Table 5  Nitrogen (N) availability estimated in various types of boreal forest

Observation site	Latitude	Longitude	Dominant species^†	Consumer of N	Nitrogenavailability(mg N m^−2 year^−1)	Data from
Alaska	64°N	148°W	Spruce	Tree	920–1.4 × 10^3	Ruess et al. (1996)
Canada	46–48°N	89°W	Spruce	Ecosystem(aboveground)	(2.4–4.8) × 10^3	Gordon (1979)
Komi	61°N	50°E	Spruce	Ecosystem	6.0 × 10^3	Archegova et al. (1976)
Tunguska river basin	65°N	89°E	Larch	Ecosystem	(2.2–4.6) × 10^3	Shugalei and Vedrova (2004)
Kola peninsula	68°N	33°E	Spruce	Ecosystem	4.1 × 10^3	Lukina and Nikonov (1996)
Central Siberia	64°N	100°E	Larch	Tree	1.5 × 10^3	Tokuchi et al. (2010)
North-Eastern Siberia	62°N	129°E	Larch	Tree	1.2 × 10^3	This study
^†Spruce species from observation site in: Alaska, Picea glauca (Moench) Voss; Canada, Picea rubra A. Dietr.; Komi, Picea abies (L.) H. Karst.; Kola peninsula, Picea abies (L.) H. Karst. Larch species from observation site in: Tunguska river basin, Larix gmelinii (Rupr.) Rupr.; Central Siberia, Larix gmelinii (Rupr.) Rupr.; North-Eastern Siberia, Larix cajanderi Mayr.
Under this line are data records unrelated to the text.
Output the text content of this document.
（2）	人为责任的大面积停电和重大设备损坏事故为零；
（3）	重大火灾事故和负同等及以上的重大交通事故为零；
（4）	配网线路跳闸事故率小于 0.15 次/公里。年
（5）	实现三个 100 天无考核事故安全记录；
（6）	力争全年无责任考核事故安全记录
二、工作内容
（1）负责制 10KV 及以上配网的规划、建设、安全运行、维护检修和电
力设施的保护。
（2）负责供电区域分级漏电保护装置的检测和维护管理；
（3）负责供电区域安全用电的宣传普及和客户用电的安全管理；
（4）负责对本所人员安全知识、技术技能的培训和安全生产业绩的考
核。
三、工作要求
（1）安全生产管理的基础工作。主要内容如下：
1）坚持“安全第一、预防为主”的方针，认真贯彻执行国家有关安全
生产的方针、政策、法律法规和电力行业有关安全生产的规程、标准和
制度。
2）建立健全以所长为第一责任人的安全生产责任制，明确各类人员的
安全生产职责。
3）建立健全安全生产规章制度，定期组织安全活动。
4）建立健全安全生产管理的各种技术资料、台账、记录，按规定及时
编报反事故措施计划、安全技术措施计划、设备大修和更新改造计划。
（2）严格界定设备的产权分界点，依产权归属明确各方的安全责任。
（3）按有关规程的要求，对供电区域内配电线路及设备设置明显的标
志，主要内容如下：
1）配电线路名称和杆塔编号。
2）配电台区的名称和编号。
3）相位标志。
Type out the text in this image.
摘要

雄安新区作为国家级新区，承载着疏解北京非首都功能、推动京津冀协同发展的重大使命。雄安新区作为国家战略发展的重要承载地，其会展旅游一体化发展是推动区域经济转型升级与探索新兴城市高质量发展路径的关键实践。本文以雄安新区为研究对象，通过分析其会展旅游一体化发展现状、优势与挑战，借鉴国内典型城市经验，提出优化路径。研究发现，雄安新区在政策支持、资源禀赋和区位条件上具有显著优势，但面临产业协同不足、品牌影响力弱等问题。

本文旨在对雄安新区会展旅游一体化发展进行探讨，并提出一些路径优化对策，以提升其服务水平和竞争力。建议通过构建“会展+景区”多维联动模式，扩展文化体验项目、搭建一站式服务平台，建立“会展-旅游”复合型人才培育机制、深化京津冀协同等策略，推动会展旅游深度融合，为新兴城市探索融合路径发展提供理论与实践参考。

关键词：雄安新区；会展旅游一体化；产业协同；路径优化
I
In the current study, we demonstrated the strong dependence of inorganic N production by microbiota on soil temperatures. According to the Intergovernmental Panel on Climate Change (IPCC) Fourth Assessment Report (Solomon et al. 2007), it is expected that in the area of our study, the mean summer air temperatures are going to increase over the coming 70 to 80 years by 3–3.5°C. This considerable change would lead to an increase of soil temperatures and thus the production of inorganic N by microbes. On the other hand, the same report suggests a prospective significant increase in precipitation, especially during the winter (up to 50% of the current amounts). If this leads to later snowmelt, the timing of microorganism development and inorganic N production may be delayed.

5. CONCLUDING REMARKS

N transformation in soil is a very dynamic process with large seasonal variation: There was a rapid increase in the soil inorganic N pool in late summer followed by consumption by soil microbiota in the fall. Larch trees could not uptake organic N directly from the soil. The main source of N for plants was the inorganic N (either ammonium or nitrate) that existed in the soil solution. The amount of N supplied by mass flow was barely enough to meet the demand of the larch trees. Soil temperature was one of the main factors limiting inorganic N availability.

6. SUPPLEMENTARY MATERIAL

Supplementary material for this article is available online at http:////dx.doi.org/10.1080/00380768.2013.772495

ACKNOWLEDGEMENTS

We thank all Institute for Biological Problems of Cryolithozone members working with us at the Spasskaya Pad experimental forest station. We also thank Y. Hoshino, K. Tanaka, and K. Saito and other members of our laboratories. This work was financially supported by Integrated Field Environmental Science-Global Center of Excellence (IFES-GCOE) and Grant-in-Aid for Scientific Research (Kakenhi) 21403011 granted by Japan Society for the Promotion of Science.